Interaction of the N-terminal tail with the WXXL-binding site of LC3. (A) Overall structure of HsAtg4B bound to both substrate and non-substrate LC3. Substrate LC3 is designated as LC3(S) and coloured green, whereas non-substrate LC3 is designated as LC3(N) and coloured blue. (B) Stereo-view of the N-terminal tail of HsAtg4B bound to the WXXL-binding site of LC3. The side chains of the residues involved in the interaction between HsAtg4B and LC3 are labelled and shown with a stick model.

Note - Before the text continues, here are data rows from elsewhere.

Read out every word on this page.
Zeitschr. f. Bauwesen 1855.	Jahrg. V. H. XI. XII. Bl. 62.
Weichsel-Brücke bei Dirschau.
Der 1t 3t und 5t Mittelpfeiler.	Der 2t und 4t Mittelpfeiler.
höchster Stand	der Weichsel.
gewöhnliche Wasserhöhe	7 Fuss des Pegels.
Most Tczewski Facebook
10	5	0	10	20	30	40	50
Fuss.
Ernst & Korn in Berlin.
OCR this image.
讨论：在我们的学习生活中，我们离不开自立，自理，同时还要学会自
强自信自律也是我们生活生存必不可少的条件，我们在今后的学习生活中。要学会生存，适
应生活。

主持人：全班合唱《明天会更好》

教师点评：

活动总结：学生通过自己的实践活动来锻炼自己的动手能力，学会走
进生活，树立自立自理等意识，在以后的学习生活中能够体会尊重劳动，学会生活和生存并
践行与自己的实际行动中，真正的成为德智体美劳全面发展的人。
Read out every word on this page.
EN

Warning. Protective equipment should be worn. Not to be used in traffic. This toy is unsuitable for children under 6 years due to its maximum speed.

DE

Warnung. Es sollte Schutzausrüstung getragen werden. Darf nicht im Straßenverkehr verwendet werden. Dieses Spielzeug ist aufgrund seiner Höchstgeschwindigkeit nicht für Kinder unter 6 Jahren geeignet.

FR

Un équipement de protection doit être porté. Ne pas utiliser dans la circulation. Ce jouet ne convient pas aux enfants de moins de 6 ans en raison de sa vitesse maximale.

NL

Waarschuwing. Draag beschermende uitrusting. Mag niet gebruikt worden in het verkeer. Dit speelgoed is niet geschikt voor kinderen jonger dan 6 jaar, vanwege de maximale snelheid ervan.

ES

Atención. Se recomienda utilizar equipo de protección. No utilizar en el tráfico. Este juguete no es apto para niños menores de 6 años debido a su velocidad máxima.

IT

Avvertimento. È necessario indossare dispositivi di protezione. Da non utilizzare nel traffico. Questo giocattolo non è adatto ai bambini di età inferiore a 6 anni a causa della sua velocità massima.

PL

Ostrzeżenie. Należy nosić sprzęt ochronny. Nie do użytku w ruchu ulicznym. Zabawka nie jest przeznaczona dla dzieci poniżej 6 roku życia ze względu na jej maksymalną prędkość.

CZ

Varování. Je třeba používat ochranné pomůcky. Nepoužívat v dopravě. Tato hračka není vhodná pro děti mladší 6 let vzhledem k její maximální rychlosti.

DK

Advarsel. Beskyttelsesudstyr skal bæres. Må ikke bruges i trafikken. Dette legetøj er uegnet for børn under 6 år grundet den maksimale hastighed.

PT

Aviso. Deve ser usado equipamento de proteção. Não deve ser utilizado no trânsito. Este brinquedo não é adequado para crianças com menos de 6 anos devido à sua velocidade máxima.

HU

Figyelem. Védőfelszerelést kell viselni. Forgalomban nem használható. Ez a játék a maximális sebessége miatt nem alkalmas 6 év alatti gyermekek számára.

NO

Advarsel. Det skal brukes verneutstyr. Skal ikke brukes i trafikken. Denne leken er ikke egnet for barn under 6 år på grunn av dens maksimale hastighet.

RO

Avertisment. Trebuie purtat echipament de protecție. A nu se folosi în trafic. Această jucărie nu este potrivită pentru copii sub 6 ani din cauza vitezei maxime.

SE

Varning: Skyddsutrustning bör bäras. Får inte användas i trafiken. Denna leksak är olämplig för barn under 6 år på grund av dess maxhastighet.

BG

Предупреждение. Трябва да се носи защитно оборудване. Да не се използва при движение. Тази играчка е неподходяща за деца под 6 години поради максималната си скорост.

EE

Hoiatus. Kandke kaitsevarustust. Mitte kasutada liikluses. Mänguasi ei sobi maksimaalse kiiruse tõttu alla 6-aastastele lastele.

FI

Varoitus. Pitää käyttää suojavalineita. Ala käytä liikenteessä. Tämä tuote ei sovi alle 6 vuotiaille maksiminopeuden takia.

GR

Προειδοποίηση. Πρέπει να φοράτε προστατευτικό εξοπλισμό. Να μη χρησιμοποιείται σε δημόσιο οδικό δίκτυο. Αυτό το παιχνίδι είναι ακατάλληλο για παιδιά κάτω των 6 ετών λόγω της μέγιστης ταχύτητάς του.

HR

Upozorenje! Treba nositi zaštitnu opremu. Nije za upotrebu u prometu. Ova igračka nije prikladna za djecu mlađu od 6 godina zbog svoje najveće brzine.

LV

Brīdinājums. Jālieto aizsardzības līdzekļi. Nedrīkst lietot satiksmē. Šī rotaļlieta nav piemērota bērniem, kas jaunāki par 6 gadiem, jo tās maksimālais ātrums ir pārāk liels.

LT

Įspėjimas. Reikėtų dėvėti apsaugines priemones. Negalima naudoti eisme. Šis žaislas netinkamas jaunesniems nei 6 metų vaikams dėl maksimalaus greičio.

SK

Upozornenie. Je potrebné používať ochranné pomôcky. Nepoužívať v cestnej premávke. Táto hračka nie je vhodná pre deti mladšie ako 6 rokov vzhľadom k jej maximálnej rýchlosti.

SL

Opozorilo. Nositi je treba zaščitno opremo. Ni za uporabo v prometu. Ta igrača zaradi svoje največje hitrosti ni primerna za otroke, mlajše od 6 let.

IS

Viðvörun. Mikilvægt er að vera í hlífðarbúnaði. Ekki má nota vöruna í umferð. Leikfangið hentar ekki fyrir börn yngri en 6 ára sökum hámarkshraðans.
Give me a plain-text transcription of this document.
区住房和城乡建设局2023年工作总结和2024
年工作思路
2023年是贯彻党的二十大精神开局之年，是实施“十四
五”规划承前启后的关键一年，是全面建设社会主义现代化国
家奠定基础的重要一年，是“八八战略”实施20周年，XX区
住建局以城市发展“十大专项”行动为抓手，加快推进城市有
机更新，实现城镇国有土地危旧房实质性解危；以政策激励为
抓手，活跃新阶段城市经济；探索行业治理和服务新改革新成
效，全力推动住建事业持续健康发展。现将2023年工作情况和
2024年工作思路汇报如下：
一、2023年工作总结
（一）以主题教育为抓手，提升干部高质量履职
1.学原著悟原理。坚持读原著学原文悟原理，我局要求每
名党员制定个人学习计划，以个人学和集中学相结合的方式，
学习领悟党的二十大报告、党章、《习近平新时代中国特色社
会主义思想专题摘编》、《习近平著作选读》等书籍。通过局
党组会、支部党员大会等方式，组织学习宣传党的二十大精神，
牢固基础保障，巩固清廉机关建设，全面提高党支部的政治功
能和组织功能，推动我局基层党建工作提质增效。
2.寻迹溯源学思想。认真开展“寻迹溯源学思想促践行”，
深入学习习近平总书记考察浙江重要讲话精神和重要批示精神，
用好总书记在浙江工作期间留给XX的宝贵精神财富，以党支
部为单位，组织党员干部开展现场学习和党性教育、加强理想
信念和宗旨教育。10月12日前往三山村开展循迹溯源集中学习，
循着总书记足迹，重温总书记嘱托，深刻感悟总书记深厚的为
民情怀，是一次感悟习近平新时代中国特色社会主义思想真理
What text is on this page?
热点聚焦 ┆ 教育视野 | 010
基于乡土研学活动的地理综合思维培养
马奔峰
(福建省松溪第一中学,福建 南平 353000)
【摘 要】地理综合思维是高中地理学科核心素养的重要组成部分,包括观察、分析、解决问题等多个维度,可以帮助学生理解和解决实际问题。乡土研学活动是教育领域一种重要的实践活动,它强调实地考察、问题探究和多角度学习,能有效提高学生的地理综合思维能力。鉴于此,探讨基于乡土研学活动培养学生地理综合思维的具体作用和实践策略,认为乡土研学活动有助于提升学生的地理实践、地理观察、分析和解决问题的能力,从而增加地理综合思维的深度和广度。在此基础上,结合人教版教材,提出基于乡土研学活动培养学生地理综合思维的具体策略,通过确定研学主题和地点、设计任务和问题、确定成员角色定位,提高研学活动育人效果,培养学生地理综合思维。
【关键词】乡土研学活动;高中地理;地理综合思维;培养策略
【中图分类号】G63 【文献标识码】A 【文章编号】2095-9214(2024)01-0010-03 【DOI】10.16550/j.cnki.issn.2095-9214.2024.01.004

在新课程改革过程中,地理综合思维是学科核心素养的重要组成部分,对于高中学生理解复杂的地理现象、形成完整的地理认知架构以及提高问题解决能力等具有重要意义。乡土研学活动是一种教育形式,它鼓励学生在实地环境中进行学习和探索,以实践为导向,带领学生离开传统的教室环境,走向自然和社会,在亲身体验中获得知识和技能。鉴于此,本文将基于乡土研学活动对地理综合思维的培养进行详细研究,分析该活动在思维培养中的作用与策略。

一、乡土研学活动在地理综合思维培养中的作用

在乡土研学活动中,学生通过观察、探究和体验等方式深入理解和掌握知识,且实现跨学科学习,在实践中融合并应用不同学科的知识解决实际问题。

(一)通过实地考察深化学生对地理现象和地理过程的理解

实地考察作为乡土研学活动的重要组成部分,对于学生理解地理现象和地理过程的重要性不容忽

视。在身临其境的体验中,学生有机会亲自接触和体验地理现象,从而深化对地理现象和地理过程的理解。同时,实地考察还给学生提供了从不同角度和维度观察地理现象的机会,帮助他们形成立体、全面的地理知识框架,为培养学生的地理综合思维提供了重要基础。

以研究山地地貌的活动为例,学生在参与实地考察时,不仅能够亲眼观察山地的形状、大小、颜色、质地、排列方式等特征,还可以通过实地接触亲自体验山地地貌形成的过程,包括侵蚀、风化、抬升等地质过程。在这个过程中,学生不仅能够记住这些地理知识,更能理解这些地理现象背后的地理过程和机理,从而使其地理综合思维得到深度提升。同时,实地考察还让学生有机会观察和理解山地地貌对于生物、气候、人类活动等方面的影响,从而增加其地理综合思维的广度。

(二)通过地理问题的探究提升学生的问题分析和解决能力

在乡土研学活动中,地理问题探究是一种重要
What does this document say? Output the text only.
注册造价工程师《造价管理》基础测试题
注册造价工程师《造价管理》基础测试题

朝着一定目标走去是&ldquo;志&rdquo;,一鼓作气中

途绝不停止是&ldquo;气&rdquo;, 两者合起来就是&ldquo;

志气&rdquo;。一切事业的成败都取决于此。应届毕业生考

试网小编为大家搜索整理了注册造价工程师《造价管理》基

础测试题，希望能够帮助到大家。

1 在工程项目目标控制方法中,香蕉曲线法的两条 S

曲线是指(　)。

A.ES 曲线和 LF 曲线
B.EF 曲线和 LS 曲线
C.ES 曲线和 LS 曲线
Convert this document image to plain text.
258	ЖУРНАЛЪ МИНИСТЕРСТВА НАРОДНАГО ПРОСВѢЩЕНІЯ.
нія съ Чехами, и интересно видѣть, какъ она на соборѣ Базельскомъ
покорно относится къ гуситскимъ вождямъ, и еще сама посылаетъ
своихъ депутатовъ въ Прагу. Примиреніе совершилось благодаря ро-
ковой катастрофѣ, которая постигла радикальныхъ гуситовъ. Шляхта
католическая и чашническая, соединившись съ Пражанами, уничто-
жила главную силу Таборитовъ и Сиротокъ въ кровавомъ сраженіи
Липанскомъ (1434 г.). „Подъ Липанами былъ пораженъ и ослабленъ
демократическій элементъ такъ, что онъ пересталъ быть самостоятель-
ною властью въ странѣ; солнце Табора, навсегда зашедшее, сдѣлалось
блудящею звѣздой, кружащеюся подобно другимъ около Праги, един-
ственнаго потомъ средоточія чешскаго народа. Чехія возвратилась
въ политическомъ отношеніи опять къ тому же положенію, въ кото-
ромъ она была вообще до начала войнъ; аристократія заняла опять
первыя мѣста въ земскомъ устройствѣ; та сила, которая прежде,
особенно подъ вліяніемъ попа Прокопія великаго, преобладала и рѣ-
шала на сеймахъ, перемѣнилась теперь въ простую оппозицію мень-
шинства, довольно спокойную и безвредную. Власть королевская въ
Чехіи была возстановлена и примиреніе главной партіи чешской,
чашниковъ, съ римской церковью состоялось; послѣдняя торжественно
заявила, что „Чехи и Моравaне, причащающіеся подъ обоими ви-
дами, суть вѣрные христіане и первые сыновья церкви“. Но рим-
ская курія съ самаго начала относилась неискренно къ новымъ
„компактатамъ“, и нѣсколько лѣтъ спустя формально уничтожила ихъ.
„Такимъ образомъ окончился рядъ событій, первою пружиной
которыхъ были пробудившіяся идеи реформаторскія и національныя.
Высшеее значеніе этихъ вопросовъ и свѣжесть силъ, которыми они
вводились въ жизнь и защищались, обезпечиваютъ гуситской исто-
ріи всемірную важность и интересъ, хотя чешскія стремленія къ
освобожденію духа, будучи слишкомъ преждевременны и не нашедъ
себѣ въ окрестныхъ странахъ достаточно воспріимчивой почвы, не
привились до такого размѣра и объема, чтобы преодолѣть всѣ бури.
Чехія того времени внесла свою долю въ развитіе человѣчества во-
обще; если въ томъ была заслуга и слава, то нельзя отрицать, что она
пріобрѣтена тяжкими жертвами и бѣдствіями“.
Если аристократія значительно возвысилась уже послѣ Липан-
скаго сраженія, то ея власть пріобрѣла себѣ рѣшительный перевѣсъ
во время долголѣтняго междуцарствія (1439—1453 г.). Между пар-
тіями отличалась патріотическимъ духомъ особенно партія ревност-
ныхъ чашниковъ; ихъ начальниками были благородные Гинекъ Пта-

Model colouring is the same as in (A). (C) Structural comparison of the N-terminal tail–LC3 interaction with the p62–LC3 interaction. The structure of LC3 complexed with a p62 peptide is superimposed on that complexed with the N-terminal tail peptide. As the structure of LC3 is almost identical to each other, only that bound to the N-terminal tail peptide of HsAtg4B is shown. (D) Chemical shift perturbations of the LC3 backbone amide groups upon complex formation with the N-terminal-tail peptide. The combined ¹H and ¹⁵N chemical shift differences, calculated using the equation Δp.p.m.=[(ΔδH_N)²+(ΔδN/5)²]^1/2 were plotted against residue numbers. (E) Mapping of chemical shift perturbation results on the crystal structure of LC3 bound to HsAtg4B. The residues with Δp.p.m. >0.4 are shown in blue, 0.4>Δp.p.m.>0.3 in cyan and 0.3>Δp.p.m. >0.2 in green.